Lesser Sand-Plover
Overview
Lesser Sand-Plover: Medium-sized, chunky plover with gray upperparts, white underparts, and bright rust-brown breast band and nape. The head has gray-brown cap and thick black eyestripe broken by a white forehead. Throat is white with a black border. Bill is black and legs and feet are yellow-green.
Range and Habitat
Lesser Sand-Plover: Asian species; rare migrant on Aleutians and islands off western Alaska. Casual in summer in western and northwestern Alaska, where it has bred; accidental in eastern North America. Prefers tundra and alpine tundra for nesting; winters on coastal tidal flats, estuaries, and sandy beaches.
INTERESTING FACTS
The Lesser Sand-plover was first described by Peter Simon Pallas, a German zoologist and botanist, in 1776.

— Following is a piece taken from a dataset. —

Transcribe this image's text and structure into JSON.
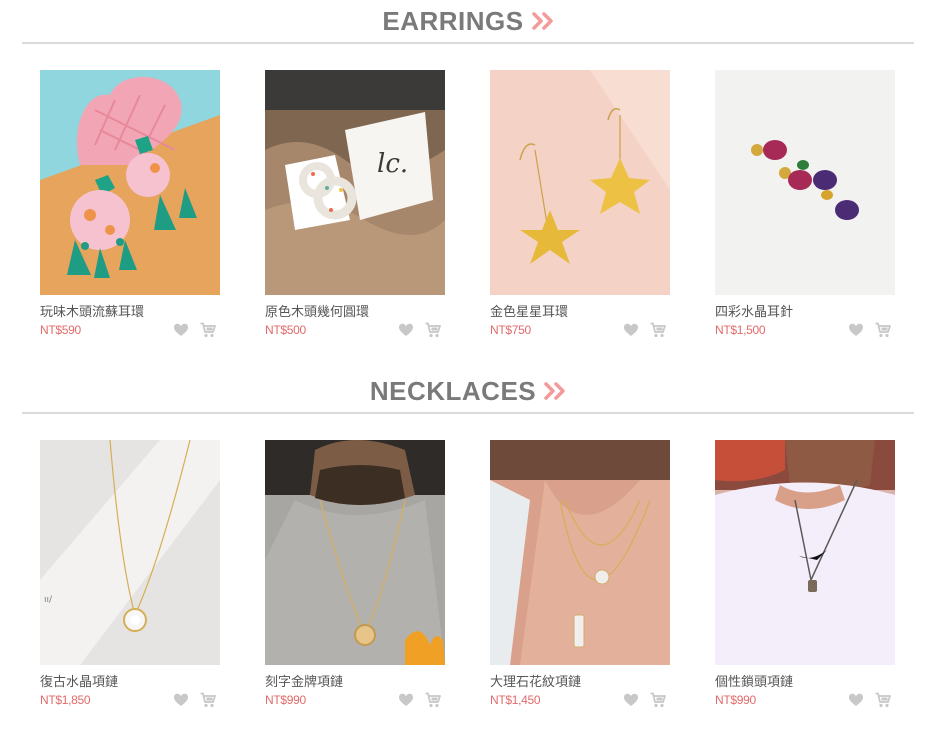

It is also known as the Mongolian Plover, the Tibetan Plover, the Mongolian Sandplover, the Mongolian Dotterel, and the Mongolian sand-dotterel.
They forage using a run-and-pause technique, rather than the steady probing of some other wader groups.
A group of plovers has many collective nouns, including a "brace", "congregation", "deceit", "ponderance" and "wing" of plovers.
The Lesser Sand-Plover is evaluated as Least Concern at this time. The prior rating of the Lesser Sand-Plover was Lower Risk. This rating was downgraded to Least Concern in 2004 as a result of the range and population of the Lesser Sand-Plover. The range of this bird species is about 1 million square kilometers. The population of the Lesser Sand-Plover is about 150,000 individual birds. At this time there are no known threats facing the Lesser Sand-Plover that could potentially endanger the range or the population of this bird species. This bird is native to most of the world.